Photo by Creative Commons

Portrait of John Maskwas, a Potawatomi tribe member, 1898.

Jake Powers, Staff Writer

The area of and surrounding Lake Forest played a prevalent historical role, in trade between Native American tribes up until the 1780s. The Kickapoo, and more so, the Potawatomi tribes organized and carried out an expansive trade route that extended all the way down to (what’s now) southwest Illinois. The Potawatomi, whose name translates to the “true people”, had strong relationships with the French settlers, with whom they established large-scale fur trade. They continued this relationship, fighting alongside the French, in combat with the English colonizers. Although the Kickapoo were forced west earlier by other Iroquois influence, (other Native tribes of southern Ontario and Quebec descent including: Mohawk, Oneida, Seneca, Onondaga, Cayuga, and Tuscarora), the Potawatomi remained strong. This was up until the 1840s where they, through years of struggle and honorable fighting, eventually faltered and were forcibly moved. For years before the final relocation, multiple treaties were signed between Potawatomi leaders and the establishing U.S. government, All of which had been broken in 1840, the tribe had to give up their land in a hostile exchange for removal to Iowa and Missouri. Over 150 tribe members died in the removal process, most of which were children.

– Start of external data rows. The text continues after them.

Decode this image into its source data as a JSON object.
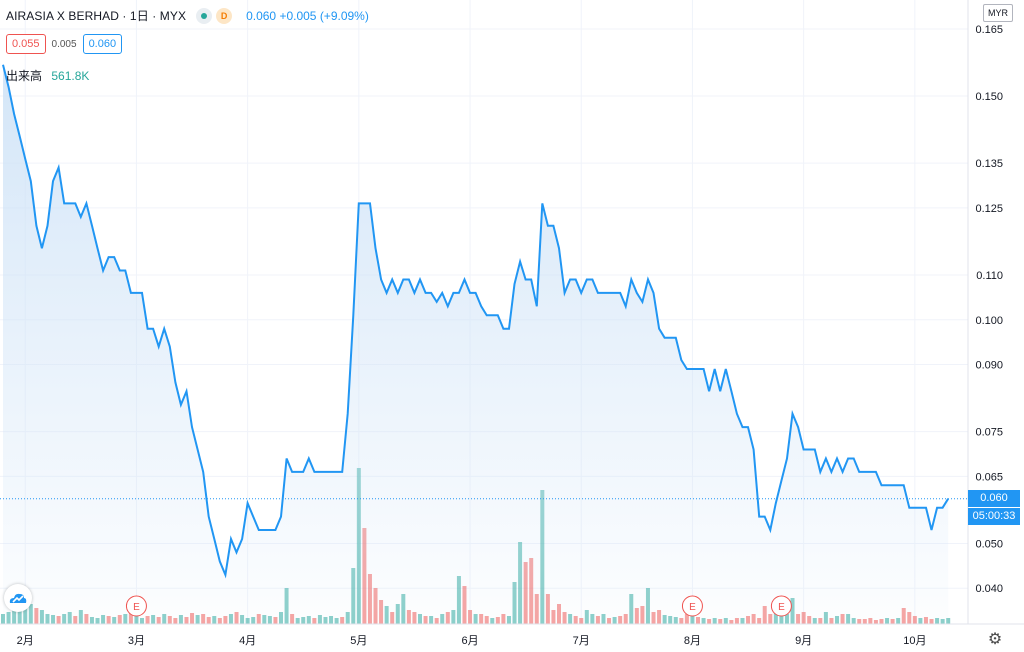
{
  "header": {
    "symbol_title": "AIRASIA X BERHAD · 1日 · MYX",
    "delay_badge": "D",
    "last_change": "0.060 +0.005 (+9.09%)"
  },
  "quote": {
    "bid": "0.055",
    "spread": "0.005",
    "ask": "0.060"
  },
  "volume": {
    "label": "出来高",
    "value": "561.8K"
  },
  "axis": {
    "currency": "MYR",
    "current_price_label": "0.060",
    "countdown_label": "05:00:33"
  },
  "colors": {
    "line": "#2196f3",
    "area_top": "#cfe3f7",
    "up_volume": "#26a69a",
    "down_volume": "#ef5350",
    "earnings_marker": "#ef5350",
    "grid": "#f0f3fa"
  },
  "icons": {
    "logo": "tradingview-cloud-logo",
    "settings": "gear-icon",
    "status": "market-open-dot"
  },
  "chart_data": {
    "type": "area",
    "ylim": [
      0.032,
      0.167
    ],
    "y_ticks": [
      "0.165",
      "0.150",
      "0.135",
      "0.125",
      "0.110",
      "0.100",
      "0.090",
      "0.075",
      "0.065",
      "0.050",
      "0.040"
    ],
    "y_tick_values": [
      0.165,
      0.15,
      0.135,
      0.125,
      0.11,
      0.1,
      0.09,
      0.075,
      0.065,
      0.05,
      0.04
    ],
    "month_labels": [
      "2月",
      "3月",
      "4月",
      "5月",
      "6月",
      "7月",
      "8月",
      "9月",
      "10月"
    ],
    "month_positions": [
      4,
      24,
      44,
      64,
      84,
      104,
      124,
      144,
      164
    ],
    "earnings_markers": {
      "label": "E",
      "indices": [
        24,
        124,
        140
      ]
    },
    "current_price": 0.06,
    "series": [
      {
        "values": [
          0.157,
          0.152,
          0.146,
          0.141,
          0.136,
          0.131,
          0.121,
          0.116,
          0.121,
          0.131,
          0.134,
          0.126,
          0.126,
          0.126,
          0.123,
          0.126,
          0.121,
          0.116,
          0.111,
          0.114,
          0.114,
          0.111,
          0.111,
          0.106,
          0.106,
          0.106,
          0.098,
          0.098,
          0.094,
          0.098,
          0.094,
          0.086,
          0.081,
          0.084,
          0.076,
          0.071,
          0.066,
          0.056,
          0.051,
          0.046,
          0.043,
          0.051,
          0.048,
          0.051,
          0.059,
          0.056,
          0.053,
          0.053,
          0.053,
          0.053,
          0.056,
          0.069,
          0.066,
          0.066,
          0.066,
          0.069,
          0.066,
          0.066,
          0.066,
          0.066,
          0.066,
          0.066,
          0.079,
          0.101,
          0.126,
          0.126,
          0.126,
          0.116,
          0.109,
          0.106,
          0.109,
          0.106,
          0.109,
          0.109,
          0.106,
          0.109,
          0.106,
          0.106,
          0.104,
          0.106,
          0.103,
          0.106,
          0.106,
          0.109,
          0.106,
          0.106,
          0.103,
          0.101,
          0.101,
          0.101,
          0.098,
          0.098,
          0.108,
          0.113,
          0.109,
          0.109,
          0.103,
          0.126,
          0.121,
          0.121,
          0.116,
          0.106,
          0.109,
          0.109,
          0.106,
          0.109,
          0.109,
          0.106,
          0.106,
          0.106,
          0.106,
          0.106,
          0.103,
          0.109,
          0.106,
          0.104,
          0.109,
          0.106,
          0.098,
          0.096,
          0.096,
          0.096,
          0.091,
          0.089,
          0.089,
          0.089,
          0.089,
          0.084,
          0.089,
          0.084,
          0.089,
          0.084,
          0.079,
          0.076,
          0.076,
          0.071,
          0.056,
          0.056,
          0.053,
          0.059,
          0.064,
          0.069,
          0.079,
          0.076,
          0.071,
          0.071,
          0.071,
          0.066,
          0.069,
          0.066,
          0.069,
          0.066,
          0.069,
          0.069,
          0.066,
          0.066,
          0.066,
          0.066,
          0.063,
          0.063,
          0.063,
          0.063,
          0.063,
          0.058,
          0.058,
          0.058,
          0.058,
          0.053,
          0.058,
          0.058,
          0.06
        ]
      }
    ],
    "volume_series": {
      "values": [
        0.1,
        0.12,
        0.18,
        0.17,
        0.22,
        0.2,
        0.16,
        0.14,
        0.1,
        0.09,
        0.08,
        0.1,
        0.12,
        0.08,
        0.14,
        0.1,
        0.07,
        0.06,
        0.09,
        0.08,
        0.07,
        0.09,
        0.1,
        0.12,
        0.11,
        0.06,
        0.08,
        0.09,
        0.07,
        0.1,
        0.08,
        0.06,
        0.09,
        0.07,
        0.11,
        0.09,
        0.1,
        0.07,
        0.08,
        0.06,
        0.08,
        0.1,
        0.12,
        0.09,
        0.06,
        0.07,
        0.1,
        0.09,
        0.08,
        0.07,
        0.12,
        0.36,
        0.1,
        0.06,
        0.07,
        0.08,
        0.06,
        0.09,
        0.07,
        0.08,
        0.06,
        0.07,
        0.12,
        0.56,
        1.56,
        0.96,
        0.5,
        0.36,
        0.24,
        0.18,
        0.12,
        0.2,
        0.3,
        0.14,
        0.12,
        0.1,
        0.08,
        0.08,
        0.06,
        0.1,
        0.12,
        0.14,
        0.48,
        0.38,
        0.14,
        0.1,
        0.1,
        0.08,
        0.06,
        0.07,
        0.1,
        0.08,
        0.42,
        0.82,
        0.62,
        0.66,
        0.3,
        1.34,
        0.3,
        0.14,
        0.2,
        0.12,
        0.1,
        0.08,
        0.06,
        0.14,
        0.1,
        0.08,
        0.1,
        0.06,
        0.07,
        0.08,
        0.1,
        0.3,
        0.16,
        0.18,
        0.36,
        0.12,
        0.14,
        0.09,
        0.08,
        0.07,
        0.06,
        0.1,
        0.08,
        0.07,
        0.06,
        0.05,
        0.06,
        0.05,
        0.06,
        0.04,
        0.06,
        0.06,
        0.08,
        0.1,
        0.06,
        0.18,
        0.1,
        0.12,
        0.14,
        0.1,
        0.26,
        0.1,
        0.12,
        0.08,
        0.06,
        0.06,
        0.12,
        0.06,
        0.08,
        0.1,
        0.1,
        0.06,
        0.05,
        0.05,
        0.06,
        0.04,
        0.05,
        0.06,
        0.05,
        0.06,
        0.16,
        0.12,
        0.08,
        0.06,
        0.07,
        0.05,
        0.06,
        0.05,
        0.06
      ],
      "up_flags": [
        1,
        1,
        1,
        1,
        1,
        1,
        0,
        1,
        1,
        1,
        0,
        1,
        1,
        0,
        1,
        0,
        1,
        1,
        1,
        0,
        1,
        0,
        1,
        0,
        1,
        1,
        0,
        1,
        0,
        1,
        0,
        0,
        1,
        0,
        0,
        1,
        0,
        0,
        1,
        0,
        0,
        1,
        0,
        1,
        1,
        1,
        0,
        1,
        1,
        0,
        1,
        1,
        0,
        1,
        1,
        1,
        0,
        1,
        1,
        1,
        1,
        0,
        1,
        1,
        1,
        0,
        0,
        0,
        0,
        1,
        0,
        1,
        1,
        0,
        0,
        1,
        0,
        1,
        0,
        1,
        0,
        1,
        1,
        0,
        0,
        1,
        0,
        0,
        1,
        0,
        0,
        1,
        1,
        1,
        0,
        0,
        0,
        1,
        0,
        0,
        0,
        0,
        1,
        0,
        0,
        1,
        1,
        0,
        1,
        0,
        1,
        0,
        0,
        1,
        0,
        0,
        1,
        0,
        0,
        1,
        1,
        1,
        0,
        0,
        1,
        0,
        1,
        0,
        1,
        0,
        1,
        0,
        0,
        1,
        0,
        0,
        0,
        0,
        0,
        1,
        1,
        1,
        1,
        0,
        0,
        0,
        1,
        0,
        1,
        0,
        1,
        0,
        1,
        1,
        0,
        0,
        0,
        0,
        0,
        1,
        0,
        1,
        0,
        0,
        0,
        1,
        0,
        0,
        1,
        1,
        1
      ]
    }
  }
}
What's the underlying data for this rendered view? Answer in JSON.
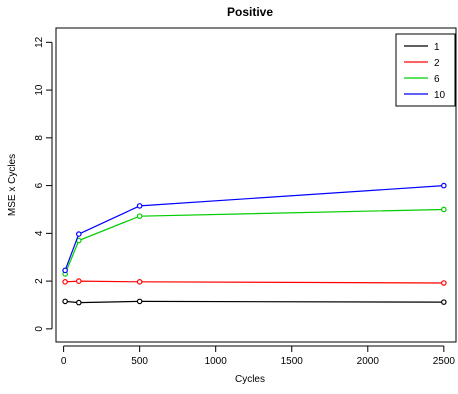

As for Native American Heritage month, we should learn the histories and understand the significance of our more local tribes here at Lake Forest Academy. Both of these tribes, and the others with whom they interacted with, are under-represented groups in both our nation and our local communities. On this issue, history teacher Sam Wold said: “Not much of a voice given to the history of Native Americans, especially the tribes around here.” Wold went on to emphasize that the Potawatomi did not give up without a fight, and fought honorably to keep their land from their oppressors. This is a part of our history that should not be forgotten. For Wold, “it’s all about respect and recognizing that these people came before us, and took care of the land. Native Americans protected the land, took care of the land, and the land took care of them.”